1. Don’t get caught up with your outline – Outlining is important, don’t get me wrong. It is essential to log your ideas, especially if your writing is for creative purposes. But it is easy to get stuck outlining and not move forward. New ideas will always pop up, sometimes you may want to change the structure or progression and you may want to go a different route when writing characters. That’s fine. It will happen no matter what, trust me. Instead of constantly changing the outline, simply get a basic understanding of what you are writing; get the main points down and move on. You can change the story/article/screenplay/whatever as you write it, or later on when you are editing. Don’t lose yourself in the little ideas and never put pen to paper.

2. Don’t worry about every mistake in your first draft – I know quite a few friends who cannot move onward until certain errors are fixed in their first drafts. Fixing mistakes in your first draft is fine, but don’t get caught up in it. You can fix everything while you edit and progress to your final copy. You just need to focus on getting everything down first. Write out everything: dialog, setting, action, etc. Only after you are one-hundred percent finished with the first draft should you worry about fixing all the errors.

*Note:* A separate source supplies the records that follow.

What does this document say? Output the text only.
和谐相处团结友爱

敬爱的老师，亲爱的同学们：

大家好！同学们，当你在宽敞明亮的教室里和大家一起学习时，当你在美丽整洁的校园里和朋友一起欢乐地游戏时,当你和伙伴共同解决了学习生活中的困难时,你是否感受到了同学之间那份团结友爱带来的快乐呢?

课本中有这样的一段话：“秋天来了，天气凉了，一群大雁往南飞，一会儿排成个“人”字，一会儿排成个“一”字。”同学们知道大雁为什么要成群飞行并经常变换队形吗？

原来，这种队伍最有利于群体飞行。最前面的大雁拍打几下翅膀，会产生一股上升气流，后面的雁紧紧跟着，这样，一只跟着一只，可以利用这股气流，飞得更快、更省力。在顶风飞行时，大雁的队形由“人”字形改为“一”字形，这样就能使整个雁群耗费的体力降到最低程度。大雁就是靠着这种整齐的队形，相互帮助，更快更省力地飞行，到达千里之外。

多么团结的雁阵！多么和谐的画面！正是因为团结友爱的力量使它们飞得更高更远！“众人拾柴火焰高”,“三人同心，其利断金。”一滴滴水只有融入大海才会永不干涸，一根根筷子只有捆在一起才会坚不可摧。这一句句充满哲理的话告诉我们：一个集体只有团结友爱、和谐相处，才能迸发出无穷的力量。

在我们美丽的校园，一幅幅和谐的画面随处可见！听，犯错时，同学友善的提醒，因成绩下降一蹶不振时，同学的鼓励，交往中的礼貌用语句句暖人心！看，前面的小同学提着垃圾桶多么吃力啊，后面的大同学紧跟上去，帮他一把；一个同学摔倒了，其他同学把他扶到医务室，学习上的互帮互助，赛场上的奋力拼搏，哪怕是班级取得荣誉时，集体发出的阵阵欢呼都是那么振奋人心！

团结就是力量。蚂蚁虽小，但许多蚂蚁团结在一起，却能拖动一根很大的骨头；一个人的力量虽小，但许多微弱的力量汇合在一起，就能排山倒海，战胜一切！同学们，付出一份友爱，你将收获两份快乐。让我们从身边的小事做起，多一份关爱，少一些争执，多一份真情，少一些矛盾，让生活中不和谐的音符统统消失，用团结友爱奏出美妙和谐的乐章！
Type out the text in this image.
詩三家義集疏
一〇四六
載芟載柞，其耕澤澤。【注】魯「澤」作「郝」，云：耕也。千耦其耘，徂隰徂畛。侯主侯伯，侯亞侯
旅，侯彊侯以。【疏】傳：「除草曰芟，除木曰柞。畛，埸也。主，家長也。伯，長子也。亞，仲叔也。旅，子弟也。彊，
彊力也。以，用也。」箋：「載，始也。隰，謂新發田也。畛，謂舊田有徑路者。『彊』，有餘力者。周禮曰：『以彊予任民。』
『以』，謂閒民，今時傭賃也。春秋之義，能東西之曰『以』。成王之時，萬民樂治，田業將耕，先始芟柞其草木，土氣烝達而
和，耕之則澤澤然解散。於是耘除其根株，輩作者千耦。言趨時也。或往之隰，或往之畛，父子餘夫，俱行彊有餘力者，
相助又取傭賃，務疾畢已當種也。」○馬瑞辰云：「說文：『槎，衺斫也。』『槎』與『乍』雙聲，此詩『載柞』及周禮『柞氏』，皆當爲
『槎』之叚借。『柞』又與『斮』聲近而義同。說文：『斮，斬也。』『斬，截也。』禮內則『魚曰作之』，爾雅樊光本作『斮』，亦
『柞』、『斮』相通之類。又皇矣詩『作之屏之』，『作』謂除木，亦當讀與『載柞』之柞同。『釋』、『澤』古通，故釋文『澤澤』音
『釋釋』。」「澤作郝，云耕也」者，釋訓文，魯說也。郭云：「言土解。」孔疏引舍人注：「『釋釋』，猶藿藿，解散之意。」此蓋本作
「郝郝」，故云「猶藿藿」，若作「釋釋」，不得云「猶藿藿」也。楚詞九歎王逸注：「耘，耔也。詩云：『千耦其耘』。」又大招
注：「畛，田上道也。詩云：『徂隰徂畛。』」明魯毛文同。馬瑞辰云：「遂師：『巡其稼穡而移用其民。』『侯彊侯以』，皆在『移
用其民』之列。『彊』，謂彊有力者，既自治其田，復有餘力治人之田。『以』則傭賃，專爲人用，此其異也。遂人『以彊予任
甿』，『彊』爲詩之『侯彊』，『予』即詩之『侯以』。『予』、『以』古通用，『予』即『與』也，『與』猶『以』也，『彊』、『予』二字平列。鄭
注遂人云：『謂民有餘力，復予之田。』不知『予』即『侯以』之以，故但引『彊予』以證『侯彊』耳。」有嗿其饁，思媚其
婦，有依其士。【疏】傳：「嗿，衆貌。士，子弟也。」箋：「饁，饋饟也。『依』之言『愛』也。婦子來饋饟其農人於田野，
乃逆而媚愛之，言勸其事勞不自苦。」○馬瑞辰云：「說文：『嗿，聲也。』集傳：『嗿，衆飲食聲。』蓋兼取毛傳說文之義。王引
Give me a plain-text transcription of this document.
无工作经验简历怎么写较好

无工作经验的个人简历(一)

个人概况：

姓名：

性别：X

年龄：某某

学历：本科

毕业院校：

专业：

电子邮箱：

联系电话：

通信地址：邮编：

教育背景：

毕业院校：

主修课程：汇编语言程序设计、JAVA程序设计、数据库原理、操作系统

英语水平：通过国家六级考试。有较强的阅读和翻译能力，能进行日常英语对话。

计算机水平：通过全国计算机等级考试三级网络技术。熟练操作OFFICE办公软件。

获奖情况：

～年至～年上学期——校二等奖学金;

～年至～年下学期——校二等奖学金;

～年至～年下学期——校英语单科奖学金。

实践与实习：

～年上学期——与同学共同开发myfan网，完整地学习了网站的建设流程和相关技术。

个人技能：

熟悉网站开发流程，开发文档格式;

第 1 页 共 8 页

3. Editing is important, but try not to overthink it – Grammar counts. No one will take you seriously if your writing is flooded with tons of misspellings or misplaced punctuation. And editing can be a frustrating process, due to the fact that you may have to not only fix grammatical errors, but also change certain passages that you have already written. It is hard to take a red pen and mark out certain sentences or paragraphs. It is hard to change dialog or character interactions. I know, all too well. But don’t overthink it. Just make the changes you feel are necessary. Don’t hinder your work by spending weeks going through a few pages, constantly changing and fixing everything. Just make sure that it reads well, the writing flows and you don’t have any obvious mistakes.

4. Get your final draft finished – After you are done editing, finish up the entire thing. Write the final copy and don’t look back. If there are any last minute changes you need to make, do so and move on. Write your piece to the fullest and stay true to your original ideas. Just finish it.

5. Try not to look back – It sounds weird, but this is important. When you are finished with your work, don’t look back. New ideas may enter your brain. You may think of something else you could have written. Your brain might start telling you, “I could have done blank instead of putting in blank. Maybe I should re-write that.” Don’t. Accept it for what it is. As you keep writing, your abilities will grow and you will progress. Instead of thinking in the “what if” mindset, stay true to yourself, start another project and be happy with what you have completed.

6. Write when you can and try not to force it – I’ve read many articles stating that good writers write X amount of words every day. Anything less means that you are not cut out for your dreams. I think that is not true. Inspiration can come at any time. You can’t force yourself to come up with good ideas on the spot. Sometimes, it just needs to come naturally. And I do not believe that you must write every day. You can write every day. If you can, more power to you. But forcing yourself to write can occasionally be a bad thing. If you aren’t feeling it, you can produce some terrible stuff. Write when you can, write often and write what you want. Take breaks. Don’t force anything. As long as you keep at it and stay consistent, you’re fine.

I hope that this helps anyone who has hit a wall, wants to start writing or needs a little help to complete that can’t-quite-finish-it story. If you enjoy it, if you love it, if you need it, if you have an idea and just want to get it out there, write.